Capcom Vancouver are next up. They’ve been working on Dead Rising 3, purportedly exclusive to Xbox One. The game looks visually impressive and you’re in the possession of a new character. It takes place in a war-torn city that looks like Mexico, but the strange thing is that the game’s aesthetic seems much more in line with the Walking Dead TV series than any Dead Rising games before it. It certainly looks visually arresting, and the number of zombies on screen at any one time is mesmerising, but it’s difficult to escape the feeling that this doesn’t look like the Dead Rising we know and love. Perhaps the setting is too stark a departure, or perhaps Capcom has been spent too much time watching the seminal television show.

Dead Rising 3 does, however, promise a heady dose of vehicular combat, and we get to see this in action. It looks like mad, Redneck Rampage fun, but the game as a whole looks like a cross between Resident Evil and the aforementioned Walking Dead, as opposed to the shopping mall-bound Dead Rising instalments of old.

John Mamais shows off Witcher 3: Wild Hunt, which looks truly stunning. However, is this an Xbox One exclusive? It seems not, which is odd, given Microsoft prefaced the conference by saying they would unveil games exclusive to their console. We’re promised over 100 hours of non-linear story. It’s hard to argue against more Witcher goodness.

Patrick Soderlund from EA is left red-faced as the audio fails to work for a second time, this time as Battlefield 4 is unveiled. Not that you really need a sonic accompaniment to this game: the visuals are so stupefying it would work as a silent experience on its own. Battlefield 4 truly looks like a game to wrench away the FPS crown from the ever-popular Call of Duty.

Below is next, which looks like a platformer, but very little is demoed. Then we hear about a new development studio, Black Tusk, which, from their Vancouver setting, is worked on something rather special. The trailer frustratingly reveals very little, other than a black-clad figure entering a high-rise apartment as fireworks blaze a trail through an inky night sky.

Oh… hello. A space-opera setting. A cloaked figure. The 22nd century Aladdin? The figure walks forward to be met by a massive, hulking beast that sends the wind gusting towards the cloaked man. His hood falls off to reveal a very familiar mask… it’s Master Chief! The game is entitled Halo for now, and this is one of the cleverest reveals of them all.

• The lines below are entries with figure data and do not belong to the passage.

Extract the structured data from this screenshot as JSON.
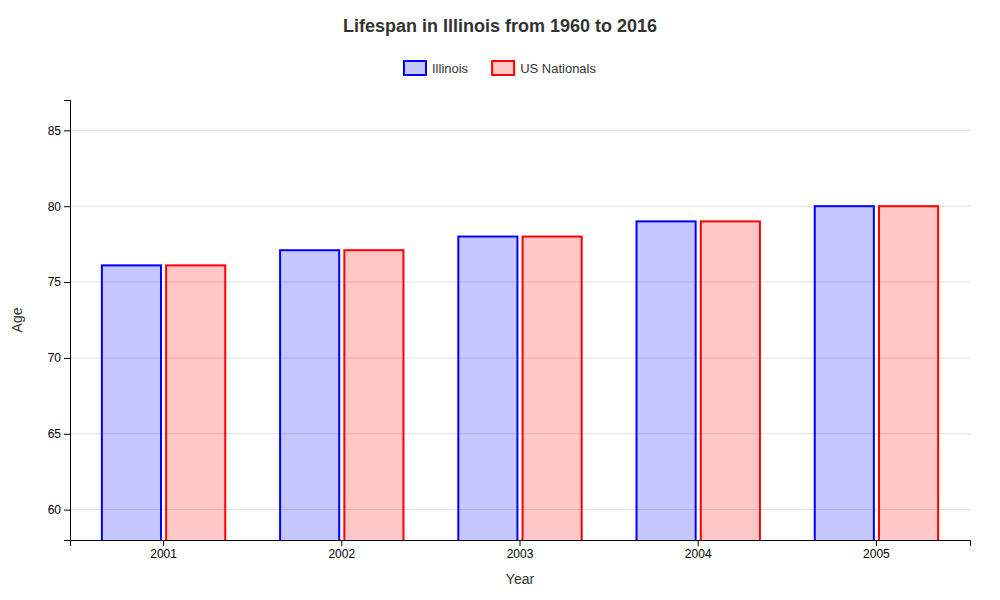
{
  "chart_data": {
    "type": "bar",
    "title": "Lifespan in Illinois from 1960 to 2016",
    "x_label": "Year",
    "y_label": "Age",
    "categories": [
      "2001",
      "2002",
      "2003",
      "2004",
      "2005"
    ],
    "series": [
      {
        "name": "Illinois",
        "color": "#0000ff",
        "values": [
          76.1,
          77.1,
          78.0,
          79.0,
          80.0
        ]
      },
      {
        "name": "US Nationals",
        "color": "#ff0000",
        "values": [
          76.1,
          77.1,
          78.0,
          79.0,
          80.0
        ]
      }
    ],
    "ylim": [
      58,
      87
    ],
    "yticks": [
      60,
      65,
      70,
      75,
      80,
      85
    ],
    "grid": true,
    "legend": "top"
  }
}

One more exclusive is left. Respawn Entertainment shows off Titanfall, a multiplayer FPS that looks fast, fun and frenetic. You can commandeer Titans that fall from the sky: think of them as mechs. You can eject from one, as the demo shows, and swoop into the air, before tackling an enemy Titan. It looks mightily impressive. Commandeering a mech, you can catch bullets a la the mech from District 9, and also let rip on ground-level as a simple infantry soldier. It’s mixing a Sci Fi setting with technical wizardy, and it looks like a lot of fun, if a little derivative.

The price ain’t right

Last of all, we hear that the Xbox One will cost US$499 dollars, or £429, and will release in November in 21 regions.  The price elicits a grumble or two in the comments stream.

And then it’s over. Kudos to Microsoft for showing us the games they’re readying for their launch window, but barring Ryse, which demoed five minutes of in-game action, not a great deal was shown off. D4, courtesy of Swery 65, is sure to cause a stir though, and there’s enough meat to the presentation to mean it wasn’t a failure. It wasn’t entirely a success either, thanks to the audio hiccups, but next-gen gaming looks like it’ll be an exciting pursuit come November.